So, I don't know if surgery has a quicker good outcome on the good part of thyroid. If not, you'd need to give your cat subQ's for longer than 20 days. You will have to keep her kidneys under control for at least 3 months post treatment, but this goes along with the regular thyroid checks that you will have to run after the therapy.
My cat had the therapy August 2017, she had a first check 30 days later, a second check at 90 days and a third one at 180 days.

The surgery is the second best choice of therapy after I-131, but has a greater percentage of risk.

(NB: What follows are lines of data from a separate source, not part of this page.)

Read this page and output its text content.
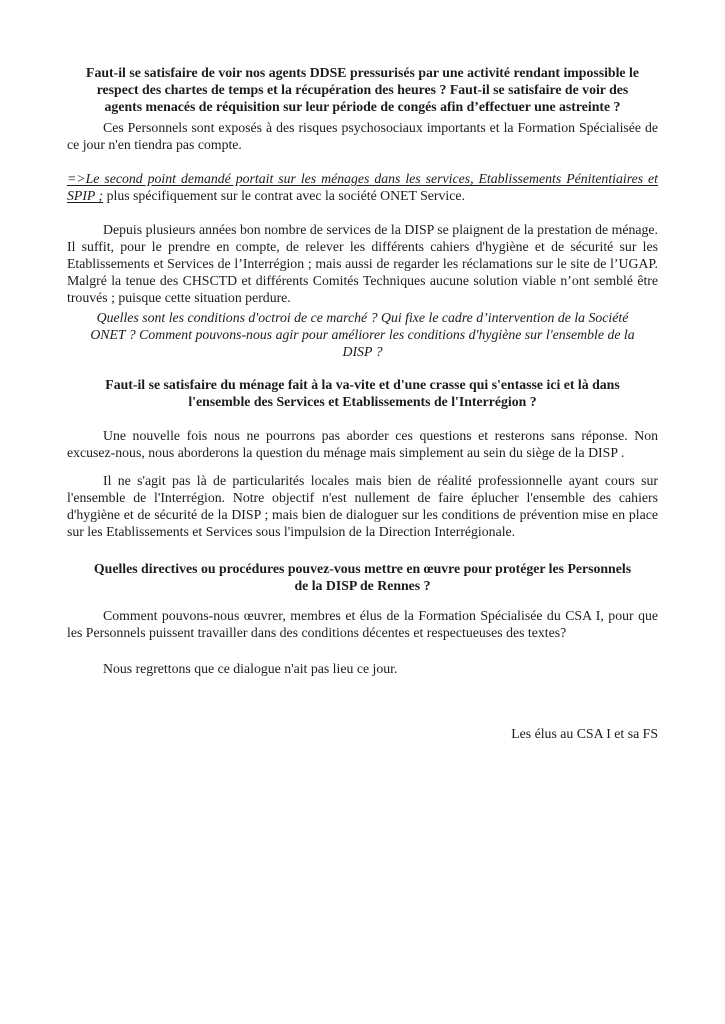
Faut-il se satisfaire de voir nos agents DDSE pressurisés par une activité rendant impossible le
respect des chartes de temps et la récupération des heures ? Faut-il se satisfaire de voir des
agents menacés de réquisition sur leur période de congés afin d’effectuer une astreinte ?

Ces Personnels sont exposés à des risques psychosociaux importants et la Formation Spécialisée de ce jour n'en tiendra pas compte.

=>Le second point demandé portait sur les ménages dans les services, Etablissements Pénitentiaires et SPIP ; plus spécifiquement sur le contrat avec la société ONET Service.

Depuis plusieurs années bon nombre de services de la DISP se plaignent de la prestation de ménage. Il suffit, pour le prendre en compte, de relever les différents cahiers d'hygiène et de sécurité sur les Etablissements et Services de l’Interrégion ; mais aussi de regarder les réclamations sur le site de l’UGAP. Malgré la tenue des CHSCTD et différents Comités Techniques aucune solution viable n’ont semblé être trouvés ; puisque cette situation perdure.

Quelles sont les conditions d'octroi de ce marché ? Qui fixe le cadre d’intervention de la Société
ONET ? Comment pouvons-nous agir pour améliorer les conditions d'hygiène sur l'ensemble de la
DISP ?
Faut-il se satisfaire du ménage fait à la va-vite et d'une crasse qui s'entasse ici et là dans
l'ensemble des Services et Etablissements de l'Interrégion ?

Une nouvelle fois nous ne pourrons pas aborder ces questions et resterons sans réponse. Non excusez-nous, nous aborderons la question du ménage mais simplement au sein du siège de la DISP .

Il ne s'agit pas là de particularités locales mais bien de réalité professionnelle ayant cours sur l'ensemble de l'Interrégion. Notre objectif n'est nullement de faire éplucher l'ensemble des cahiers d'hygiène et de sécurité de la DISP ; mais bien de dialoguer sur les conditions de prévention mise en place sur les Etablissements et Services sous l'impulsion de la Direction Interrégionale.

Quelles directives ou procédures pouvez-vous mettre en œuvre pour protéger les Personnels
de la DISP de Rennes ?

Comment pouvons-nous œuvrer, membres et élus de la Formation Spécialisée du CSA I, pour que les Personnels puissent travailler dans des conditions décentes et respectueuses des textes?

Nous regrettons que ce dialogue n'ait pas lieu ce jour.

Les élus au CSA I et sa FS
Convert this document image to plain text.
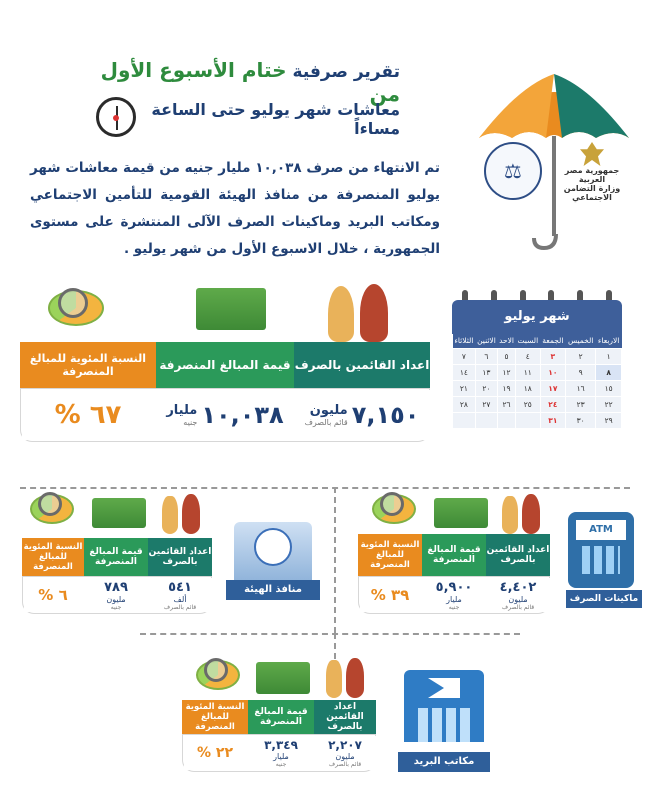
تقرير صرفية ختام الأسبوع الأول من
معاشات شهر يوليو حتى الساعة  مساءاً
تم الانتهاء من صرف ١٠,٠٣٨ مليار جنيه من قيمة معاشات شهر يوليو المنصرفة من منافذ الهيئة القومية للتأمين الاجتماعي ومكاتب البريد وماكينات الصرف الآلى المنتشرة على مستوى الجمهورية ، خلال الاسبوع الأول من شهر يوليو .
⚖	جمهورية مصر العربية
وزارة التضامن الاجتماعي
النسبة المئوية للمبالغ المنصرفة	قيمة المبالغ المنصرفة اعداد القائمين بالصرف
٦٧ %	١٠,٠٣٨
مليار
جنيه	٧,١٥٠
مليون
قائم بالصرف
شهر يوليو
الاربعاء	الخميس	الجمعة	السبت	الاحد	الاثنين	الثلاثاء
١	٢	٣	٤	٥	٦	٧
٨	٩	١٠	١١	١٢	١٣	١٤
١٥	١٦	١٧	١٨	١٩	٢٠	٢١
٢٢	٢٣	٢٤	٢٥	٢٦	٢٧	٢٨
٢٩	٣٠	٣١				
ATM
ماكينات الصرف الآلي
النسبة المئوية للمبالغ المنصرفة
قيمة المبالغ المنصرفة
اعداد القائمين بالصرف
٣٩ % ٥,٩٠٠
مليار
جنيه
٤,٤٠٢
مليون
قائم بالصرف
منافذ الهيئة
النسبة المئوية للمبالغ المنصرفة
قيمة المبالغ المنصرفة
اعداد القائمين بالصرف
٦ %	٧٨٩
مليون
جنيه
٥٤١
ألف
قائم بالصرف
مكاتب البريد
النسبة المئوية للمبالغ المنصرفة
قيمة المبالغ المنصرفة
اعداد القائمين بالصرف
٢٢ %	٣,٣٤٩
مليار
جنيه
٢,٢٠٧
مليون
قائم بالصرف
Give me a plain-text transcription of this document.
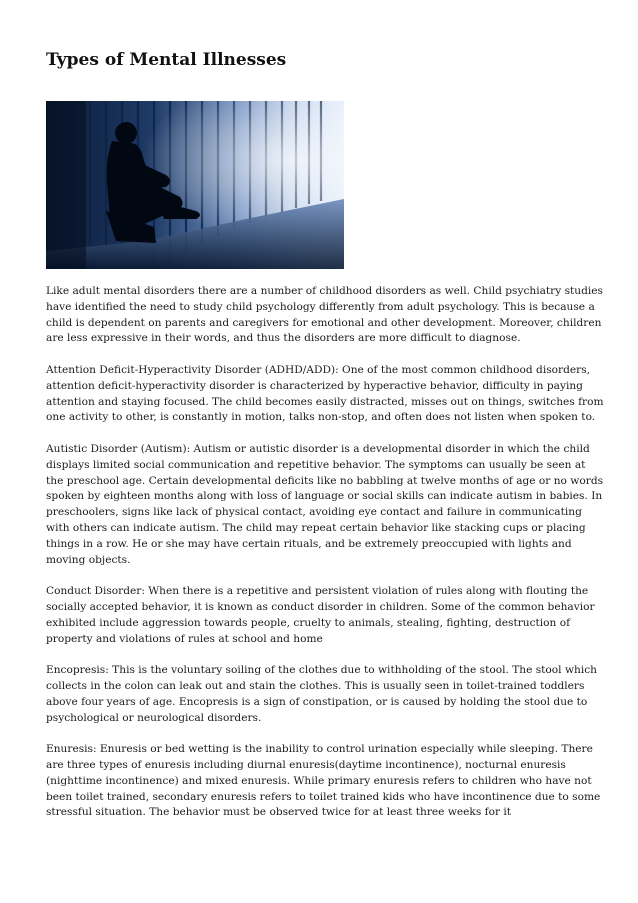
Types of Mental Illnesses

Like adult mental disorders there are a number of childhood disorders as well. Child psychiatry studies have identified the need to study child psychology differently from adult psychology. This is because a child is dependent on parents and caregivers for emotional and other development. Moreover, children are less expressive in their words, and thus the disorders are more difficult to diagnose.

Attention Deficit-Hyperactivity Disorder (ADHD/ADD): One of the most common childhood disorders, attention deficit-hyperactivity disorder is characterized by hyperactive behavior, difficulty in paying attention and staying focused. The child becomes easily distracted, misses out on things, switches from one activity to other, is constantly in motion, talks non-stop, and often does not listen when spoken to.

Autistic Disorder (Autism): Autism or autistic disorder is a developmental disorder in which the child displays limited social communication and repetitive behavior. The symptoms can usually be seen at the preschool age. Certain developmental deficits like no babbling at twelve months of age or no words spoken by eighteen months along with loss of language or social skills can indicate autism in babies. In preschoolers, signs like lack of physical contact, avoiding eye contact and failure in communicating with others can indicate autism. The child may repeat certain behavior like stacking cups or placing things in a row. He or she may have certain rituals, and be extremely preoccupied with lights and moving objects.

Conduct Disorder: When there is a repetitive and persistent violation of rules along with flouting the socially accepted behavior, it is known as conduct disorder in children. Some of the common behavior exhibited include aggression towards people, cruelty to animals, stealing, fighting, destruction of property and violations of rules at school and home

Encopresis: This is the voluntary soiling of the clothes due to withholding of the stool. The stool which collects in the colon can leak out and stain the clothes. This is usually seen in toilet-trained toddlers above four years of age. Encopresis is a sign of constipation, or is caused by holding the stool due to psychological or neurological disorders.

Enuresis: Enuresis or bed wetting is the inability to control urination especially while sleeping. There are three types of enuresis including diurnal enuresis(daytime incontinence), nocturnal enuresis (nighttime incontinence) and mixed enuresis. While primary enuresis refers to children who have not been toilet trained, secondary enuresis refers to toilet trained kids who have incontinence due to some stressful situation. The behavior must be observed twice for at least three weeks for it
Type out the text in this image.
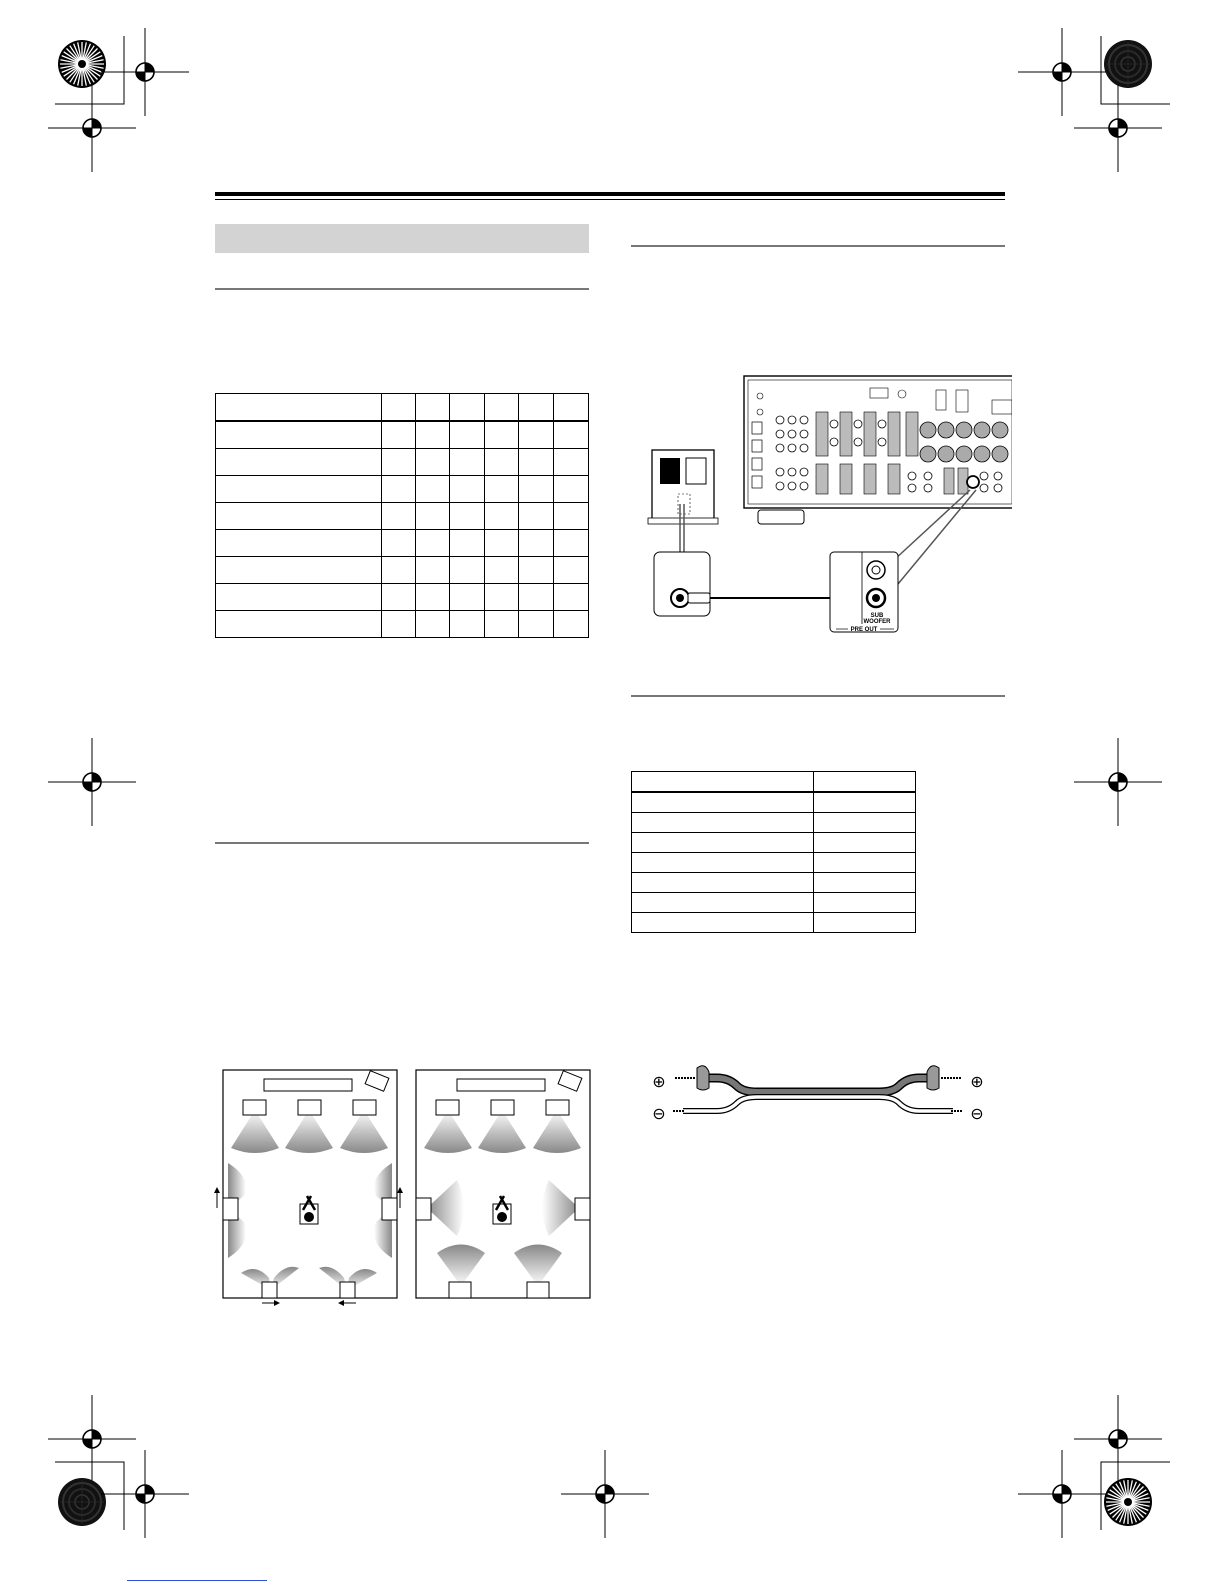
SUB
WOOFER
PRE OUT

⊕
⊖
⊕
⊖
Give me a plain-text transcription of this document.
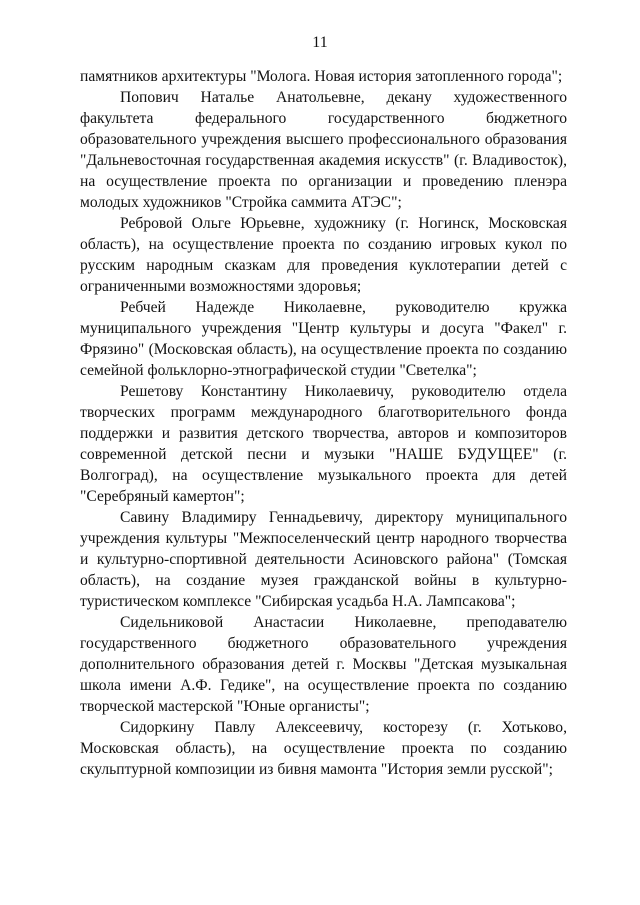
11

памятников архитектуры "Молога. Новая история затопленного города";

Попович Наталье Анатольевне, декану художественного факультета федерального государственного бюджетного образовательного учреждения высшего профессионального образования "Дальневосточная государственная академия искусств" (г. Владивосток), на осуществление проекта по организации и проведению пленэра молодых художников "Стройка саммита АТЭС";

Ребровой Ольге Юрьевне, художнику (г. Ногинск, Московская область), на осуществление проекта по созданию игровых кукол по русским народным сказкам для проведения куклотерапии детей с ограниченными возможностями здоровья;

Ребчей Надежде Николаевне, руководителю кружка муниципального учреждения "Центр культуры и досуга "Факел" г. Фрязино" (Московская область), на осуществление проекта по созданию семейной фольклорно-этнографической студии "Светелка";

Решетову Константину Николаевичу, руководителю отдела творческих программ международного благотворительного фонда поддержки и развития детского творчества, авторов и композиторов современной детской песни и музыки "НАШЕ БУДУЩЕЕ" (г. Волгоград), на осуществление музыкального проекта для детей "Серебряный камертон";

Савину Владимиру Геннадьевичу, директору муниципального учреждения культуры "Межпоселенческий центр народного творчества и культурно-спортивной деятельности Асиновского района" (Томская область), на создание музея гражданской войны в культурно-туристическом комплексе "Сибирская усадьба Н.А. Лампсакова";

Сидельниковой Анастасии Николаевне, преподавателю государственного бюджетного образовательного учреждения дополнительного образования детей г. Москвы "Детская музыкальная школа имени А.Ф. Гедике", на осуществление проекта по созданию творческой мастерской "Юные органисты";

Сидоркину Павлу Алексеевичу, косторезу (г. Хотьково, Московская область), на осуществление проекта по созданию скульптурной композиции из бивня мамонта "История земли русской";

Damage to the trachea and nerves around it is possible.
When the vet exposed the choices to me, they would have liked to go with the surgery but I had read all about it and knew it was way too risky for me, and I insisted on the I-131.

I understand you have issues that will prevent you from being next to your cat for a while, but I still think that it is absolutely the best treatment for a cat.
She will stay away from home for a while, but it won't long, in 4 weeks she'll back with you, and 4 weeks go by faster than you think.
As for the radiations that would affect the cat's body system too, that might be true, but as far as I know, no cat has ever suffered from these consequences.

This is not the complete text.